As detailed by the Cleveland Plain Dealer, the scheme allegedly involved Gofman paying straw buyers to purchase foreclosed homes. According to the indictment, a man named Naum Simkhovich recruited the straw buyers from his Cleveland synagogue.

Then, according to the indictment, Gofman and his company (Real Asset Fund) would file fraudulent paperwork stating that they lent the new homeowners money to restore the homes. The straw buyers would then apply for bank loans to refinance the "loans" Gofman made to them.

The problem was, as alleged by authorities, Gofman never made the loans (and the homes were not restored). They maintain that he did, however, keep the proceeds of the loans made by the banks -- to the tune of about $20 million to Gofman and $11 million to co-conspirators, who included a bank loan officer, real estate agents, mortgage brokers, and title agents, along with the straw buyers.

The scheme also allegedly involved seed money from a Latvian bank and running the proceeds through a Ukrainian rabbi who would fly to Cleveland and leave the same day with huge amounts of cash.

The Plain Dealer reports that 79% of the homes eventually fell back into foreclosure, adding considerable blight and decreasing property values in Cleveland's already tatered housing market.

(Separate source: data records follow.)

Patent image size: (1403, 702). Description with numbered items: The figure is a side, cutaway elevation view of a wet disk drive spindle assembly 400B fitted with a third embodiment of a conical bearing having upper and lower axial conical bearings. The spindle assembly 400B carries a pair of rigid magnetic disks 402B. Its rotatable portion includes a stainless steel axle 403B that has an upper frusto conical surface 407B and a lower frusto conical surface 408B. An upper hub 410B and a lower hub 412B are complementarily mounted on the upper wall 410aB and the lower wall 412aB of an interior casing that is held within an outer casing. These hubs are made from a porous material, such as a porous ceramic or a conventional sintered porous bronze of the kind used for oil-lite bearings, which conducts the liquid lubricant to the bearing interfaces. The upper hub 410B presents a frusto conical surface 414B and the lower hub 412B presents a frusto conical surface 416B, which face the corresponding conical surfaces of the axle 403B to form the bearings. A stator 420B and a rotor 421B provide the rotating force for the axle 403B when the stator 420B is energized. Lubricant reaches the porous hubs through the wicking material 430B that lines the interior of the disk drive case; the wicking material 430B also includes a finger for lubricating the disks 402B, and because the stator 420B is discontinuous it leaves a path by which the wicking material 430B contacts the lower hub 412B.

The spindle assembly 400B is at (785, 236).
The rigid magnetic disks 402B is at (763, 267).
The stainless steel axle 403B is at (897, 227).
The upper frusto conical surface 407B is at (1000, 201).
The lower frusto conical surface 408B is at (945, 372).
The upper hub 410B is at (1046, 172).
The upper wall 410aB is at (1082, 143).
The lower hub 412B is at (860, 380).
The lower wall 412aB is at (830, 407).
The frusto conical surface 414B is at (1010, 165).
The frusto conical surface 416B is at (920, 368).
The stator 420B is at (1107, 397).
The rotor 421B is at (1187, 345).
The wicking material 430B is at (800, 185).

Though this appears to have been a large scale orchestrated scheme to defraud banks, it also offers a good time to remember what constitutes mortgage fraud.

Under federal law, mortgage fraud is any material misstatement, misrepresentation or omission relied upon by an underwriter or lender to fund, purchase or insure a loan. While it can be a premeditated attempt to defraud, mortgage fraud can include more simple exaggerations and omissions such as:

  • falsifying employment income;
  • unreported kick-backs from the seller;
  • not disclosing down payment "gifts" you will repay; and
  • non-occupants claiming to be occupants.

As for the case of Mr. Gofman and his associates, of course the scheme, if true, was more nefarious. But anyone from a potential straw buyer to someone who just wants to fudge their loan application a bit to get into their dream home can easily find themselves guilty of mortgage fraud.